Perhaps living on a ranch did that to a woman. Serena admired a woman who would sacrifice her beauty for the safety of her children, and the ranch she now oversaw. Would it have been easier for Rose if she’d remained insulated in a princess’s world?
But then her sons would have been at risk. Serena well knew the dangers inherent in royal life.
Rose Coleman would have worn sackcloth and starved before she would have let anyone harm her children.
Serena smiled at her new mother-in-law. “I feel very fortunate that I can be here. I know my visit will be all too short.”
Cade had been leaning against a wall, his shoulder jammed against the wall as if he held it up rather than accepted its support. Now he stepped away, his interest caught by Serena’s words.
Then he turned around and left the room.

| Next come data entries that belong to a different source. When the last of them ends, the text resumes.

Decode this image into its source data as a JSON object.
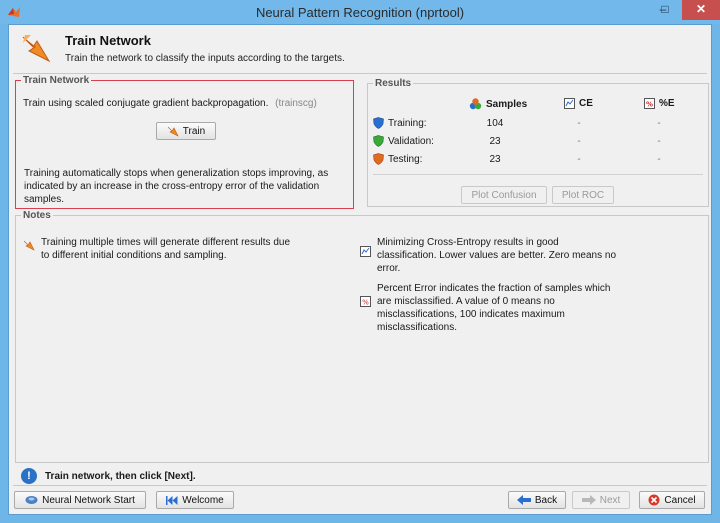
{
  "window": {
    "title": "Neural Pattern Recognition (nprtool)",
    "min_glyph": "–",
    "max_glyph": "□",
    "close_glyph": "✕"
  },
  "header": {
    "title": "Train Network",
    "subtitle": "Train the network to classify the inputs according to the targets."
  },
  "train_panel": {
    "label": "Train Network",
    "algorithm_text": "Train using scaled conjugate gradient backpropagation.",
    "algorithm_code": "(trainscg)",
    "train_button": "Train",
    "note": "Training automatically stops when generalization stops improving, as indicated by an increase in the cross-entropy error of the validation samples."
  },
  "results_panel": {
    "label": "Results",
    "columns": {
      "samples": "Samples",
      "ce": "CE",
      "pct_e": "%E"
    },
    "rows": [
      {
        "label": "Training:",
        "samples": "104",
        "ce": "-",
        "pct_e": "-",
        "color": "#2a6fd0"
      },
      {
        "label": "Validation:",
        "samples": "23",
        "ce": "-",
        "pct_e": "-",
        "color": "#3aa83a"
      },
      {
        "label": "Testing:",
        "samples": "23",
        "ce": "-",
        "pct_e": "-",
        "color": "#e06a1e"
      }
    ],
    "plot_confusion": "Plot Confusion",
    "plot_roc": "Plot ROC"
  },
  "notes_panel": {
    "label": "Notes",
    "left_note": "Training multiple times will generate different results due to different initial conditions and sampling.",
    "ce_note": "Minimizing Cross-Entropy results in good classification. Lower values are better. Zero means no error.",
    "pct_note": "Percent Error  indicates the fraction of samples which are misclassified. A value of 0 means no misclassifications, 100 indicates maximum misclassifications."
  },
  "status": {
    "text": "Train network, then click [Next].",
    "icon_glyph": "!"
  },
  "footer": {
    "nn_start": "Neural Network Start",
    "welcome": "Welcome",
    "back": "Back",
    "next": "Next",
    "cancel": "Cancel"
  },
  "colors": {
    "accent_orange": "#f08a24",
    "highlight_red": "#d84050",
    "info_blue": "#2a72c6",
    "cancel_red": "#d63a2a"
  }
}
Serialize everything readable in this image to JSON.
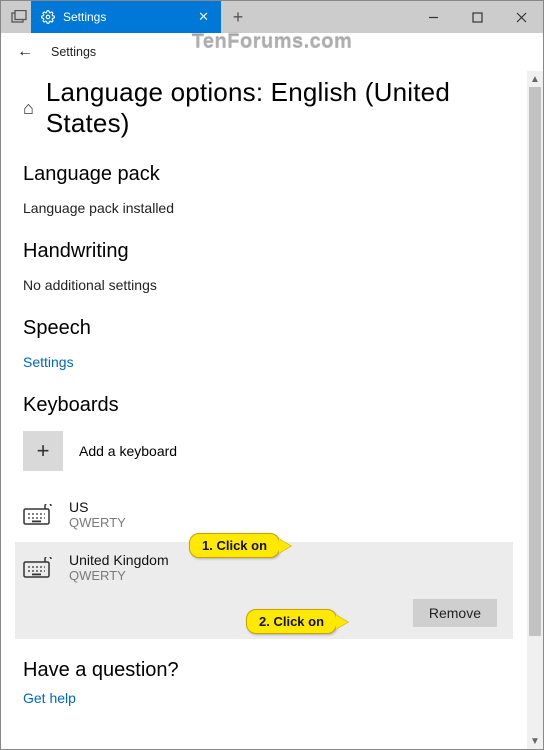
{
  "watermark": "TenForums.com",
  "window": {
    "tab_label": "Settings",
    "sub_label": "Settings"
  },
  "page": {
    "title": "Language options: English (United States)"
  },
  "sections": {
    "language_pack": {
      "heading": "Language pack",
      "status": "Language pack installed"
    },
    "handwriting": {
      "heading": "Handwriting",
      "status": "No additional settings"
    },
    "speech": {
      "heading": "Speech",
      "link": "Settings"
    },
    "keyboards": {
      "heading": "Keyboards",
      "add_label": "Add a keyboard"
    }
  },
  "keyboards": [
    {
      "name": "US",
      "layout": "QWERTY",
      "selected": false
    },
    {
      "name": "United Kingdom",
      "layout": "QWERTY",
      "selected": true
    }
  ],
  "actions": {
    "remove": "Remove"
  },
  "annotations": {
    "callout1": "1. Click on",
    "callout2": "2. Click on"
  },
  "help": {
    "heading": "Have a question?",
    "link": "Get help"
  }
}
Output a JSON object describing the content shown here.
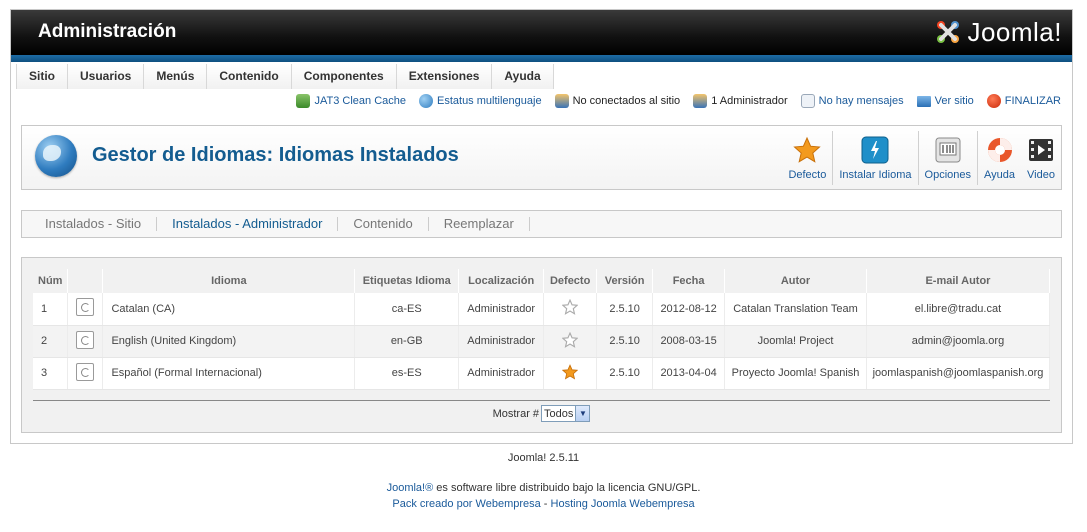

Puzzled, Serena watched him go.
He did expect her to return to her country, didn’t he? It was one thing to leave Balahar so that they could spend some time cementing their marriage. She had merely respected Prince Kadar’s wishes in that regard. He had wanted to spend time with her before they…before they—
“You are blushing, Princess Serena,” Rose said gently.
“Please. I don’t wish to be princess while I am here.” Serena made her tone soft so that Rose would not take offense. But she could feel her blush staining her face, and though Rose didn’t bring it up again, Serena wondered if she knew she’d been thinking of her son in a physical way. About the two of them sharing marital closeness.